Market Mechanism

The market mechanism is a set of interdependent methods and levers of economic impact on production, exchange, distribution and consumption in the system of market laws and commodity-money relations.

Famous American economists Samuelson and Nordhaus define the market mechanism for regulating the economy as a form of economic organization, when individual consumers and producers interact through the market to solve common economic problems.

The Polish economist Balcerowicz sees the market mechanism as a way to maintain the balance necessary between supply and demand in the horizontal direction. In his opinion, only economic systems in which the market mechanism is the main way of distribution and coordination of goods can be called a market system.

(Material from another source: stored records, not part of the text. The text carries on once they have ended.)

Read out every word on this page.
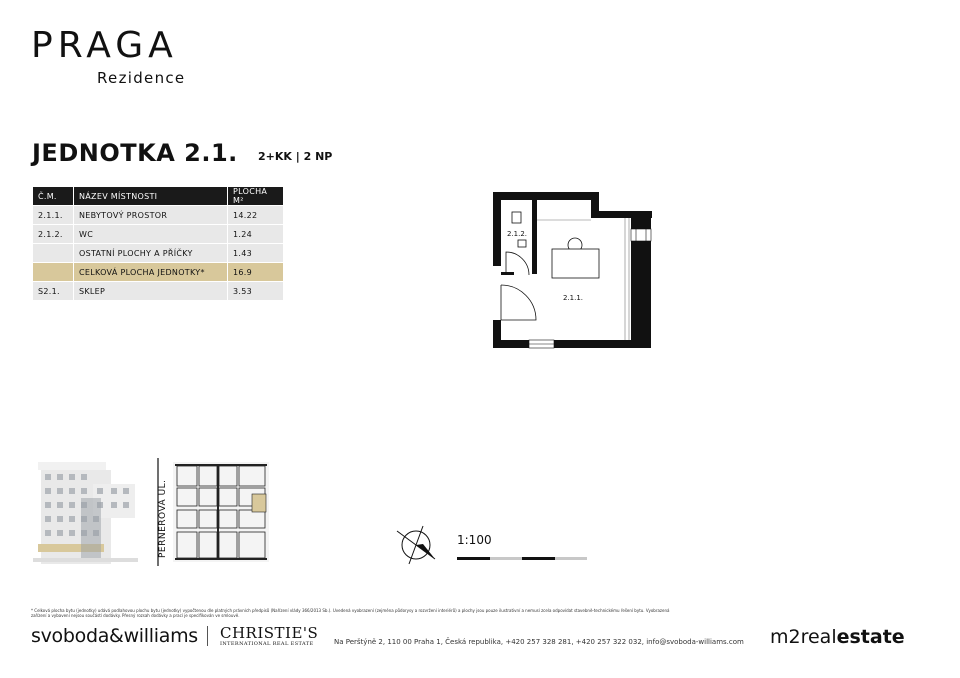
PRAGA
Rezidence
JEDNOTKA 2.1. 2+KK | 2 NP
Č.M.	NÁZEV MÍSTNOSTI	PLOCHA M²
2.1.1.	NEBYTOVÝ PROSTOR	14.22
2.1.2.	WC	1.24
	OSTATNÍ PLOCHY A PŘÍČKY	1.43
	CELKOVÁ PLOCHA JEDNOTKY*	16.9
S2.1.	SKLEP	3.53
2.1.2.
2.1.1.
PERNEROVA UL.	1:100
* Celková plocha bytu (jednotky) udává podlahovou plochu bytu (jednotky) vypočtenou dle platných právních předpisů (Nařízení vlády 366/2013 Sb.). Uvedená vyobrazení (zejména půdorysy a rozvržení interiérů) a plochy jsou pouze ilustrativní a nemusí zcela odpovídat stavebně-technickému řešení bytu. Vyobrazená zařízení a vybavení nejsou součástí dodávky. Přesný rozsah dodávky a prací je specifikován ve smlouvě.
svoboda&williams CHRISTIE'S
INTERNATIONAL REAL ESTATE	Na Perštýně 2, 110 00 Praha 1, Česká republika, +420 257 328 281, +420 257 322 032, info@svoboda-williams.com m2realestate
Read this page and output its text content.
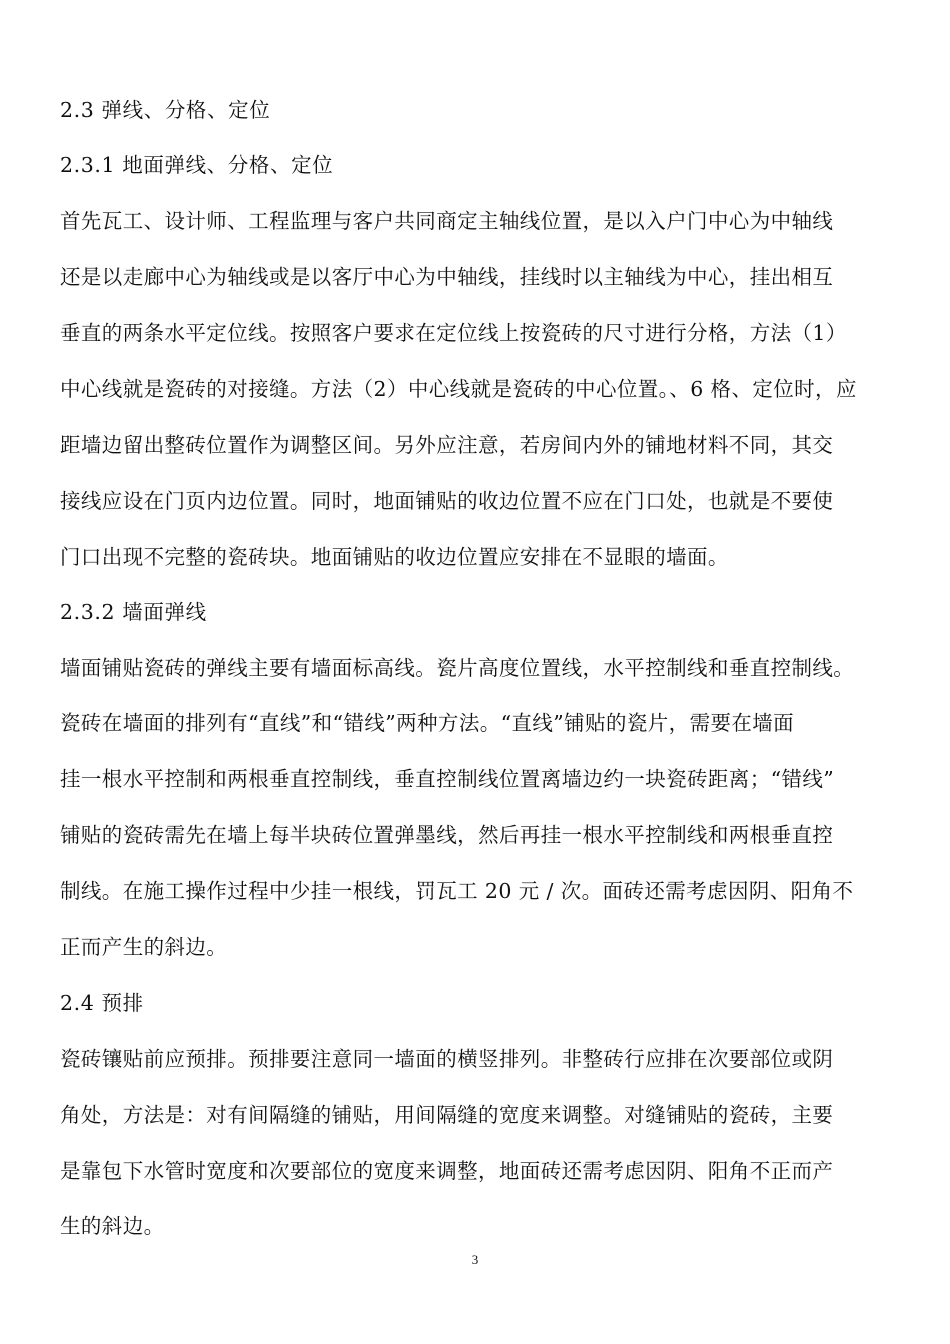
2.3 弹线、分格、定位
2.3.1 地面弹线、分格、定位
首先瓦工、设计师、工程监理与客户共同商定主轴线位置，是以入户门中心为中轴线
还是以走廊中心为轴线或是以客厅中心为中轴线，挂线时以主轴线为中心，挂出相互
垂直的两条水平定位线。按照客户要求在定位线上按瓷砖的尺寸进行分格，方法（1）
中心线就是瓷砖的对接缝。方法（2）中心线就是瓷砖的中心位置。、6 格、定位时，应
距墙边留出整砖位置作为调整区间。另外应注意，若房间内外的铺地材料不同，其交
接线应设在门页内边位置。同时，地面铺贴的收边位置不应在门口处，也就是不要使
门口出现不完整的瓷砖块。地面铺贴的收边位置应安排在不显眼的墙面。
2.3.2 墙面弹线
墙面铺贴瓷砖的弹线主要有墙面标高线。瓷片高度位置线，水平控制线和垂直控制线。
瓷砖在墙面的排列有“直线”和“错线”两种方法。“直线”铺贴的瓷片，需要在墙面
挂一根水平控制和两根垂直控制线，垂直控制线位置离墙边约一块瓷砖距离；“错线”
铺贴的瓷砖需先在墙上每半块砖位置弹墨线，然后再挂一根水平控制线和两根垂直控
制线。在施工操作过程中少挂一根线，罚瓦工 20 元 / 次。面砖还需考虑因阴、阳角不
正而产生的斜边。
2.4 预排
瓷砖镶贴前应预排。预排要注意同一墙面的横竖排列。非整砖行应排在次要部位或阴
角处，方法是：对有间隔缝的铺贴，用间隔缝的宽度来调整。对缝铺贴的瓷砖，主要
是靠包下水管时宽度和次要部位的宽度来调整，地面砖还需考虑因阴、阳角不正而产
生的斜边。
3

A market that functions freely in reality carries elements of the free. It has natural and unnatural monopolistic formations that seek to maintain high prices and therefore interfere with the free movement of resources, which leads to limited access to markets.

Distortion of market processes can occur under the influence of inflation, the wrong state policy in the field of economics, miscalculations of entrepreneurs, lack of commercial awareness and other reasons.

The development of distortions in this direction may continue until the start of the market mechanism. In this case, he acts as the limit. Under his influence, despite all the distortions and deformations, prices will change due to the influence of supply and demand on them, and investment flows, the movement of resources will continue to focus on fluctuations in demand. Other links of the market mechanism remain intact, which preserves the viability of the market.

The market mechanism (market economy) functions due to the presence in this system of important constituent elements, which in general make up the market mechanism. These critical elements include, above all, manufacturers and consumers. The interaction between them is established as an exchange of performance. Producers act as suppliers of a new product, consumers act as buyers of it. Consumption is a logical continuation of the production process in which the goods are processed by users.

The next element is economic isolation, due to private ownership or mixed ownership. The third element is prices. This is an essential element, since it is prices that reflect the essence of the mutual development of supply and demand in the market. The fourth element is supply and demand. They, like prices, are the main elements of the market, providing a link between consumers of goods and their producers. The fifth element is competition. It maximizes profits and helps to expand production.

A competitive market mechanism is a way of interaction between subjects of market relations and a mechanism for the free regulation of its proportions. The economist A. Smith called competition β€œthe invisible hand” of the market. The main function of competition is to determine the magnitude of economic regulators, such as price, interest rate , rate of return, and others.

Competition is the freedom of participation of economic units in any economic sector. Such freedom is necessary to adapt the economy to changes in technology, the supply of resources or tastes of consumers. The main advantage of the market is that its production efficiency is constantly stimulated. The object of competition is price and production costs, design and product quality. Competition is characterized by the ability to develop scientific and technological progress, respond to changes in demand, equalize profit margins and wage levels in the sectors of the national economy.